If you’re buying your first car today, you can feel pretty secure knowing that there are very few, if any, “lemons” on the market.

The lemon has achieved almost archetypal status in modern society, representing the belief that there are occasional cases where product defects in design or manufacturing coalesce into a prefect storm to produce a product of very low quality and poor reliability.

Lemons were once a very common experience among car buyers. I myself have owned several…but not in the last 20 years. Since the late ’70’s I’ve always had a new company vehicle every 3-4 years, in addition to many “hobby” cars. Over that 35 year time span, I’ve probably owned about 20 cars, with perhaps four genuine lemons. But, as I say, not in the last 20 years. I think that with the development of Computer Assisted Design (CAD) and manufacturing (CAM), quality initiatives such as Six Sigma and Total Quality Management (TQM), the use of test tracks, accelerated “torture” testing, etc., the likelihood of lemons has been vastly diminished.
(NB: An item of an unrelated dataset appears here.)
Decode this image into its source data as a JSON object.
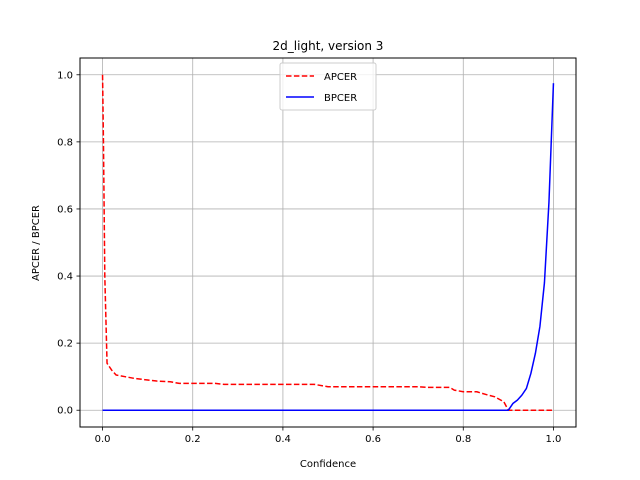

Oh, you may well get a car you don’t like from a comfort or performance perspective (I hated my 2008 Subaru Impreza), but in general cars today are pretty good from a reliability perspective.

The above of course assumes vehicles of a provenance that recognizes North American climatic realities and buyer values. I’m not sure that a Russian or Indian car would meet current consumer expectations, and frankly, if you buy anything British, you’re just asking for trouble, IMHO. Italian cars? Not sure. We’ll have to see how Fiat does here in the coming years, but memories of its acronym, “Fix It Again Tony”, still reverberate loudly. But overall, this is a pretty good time to be a car buyer.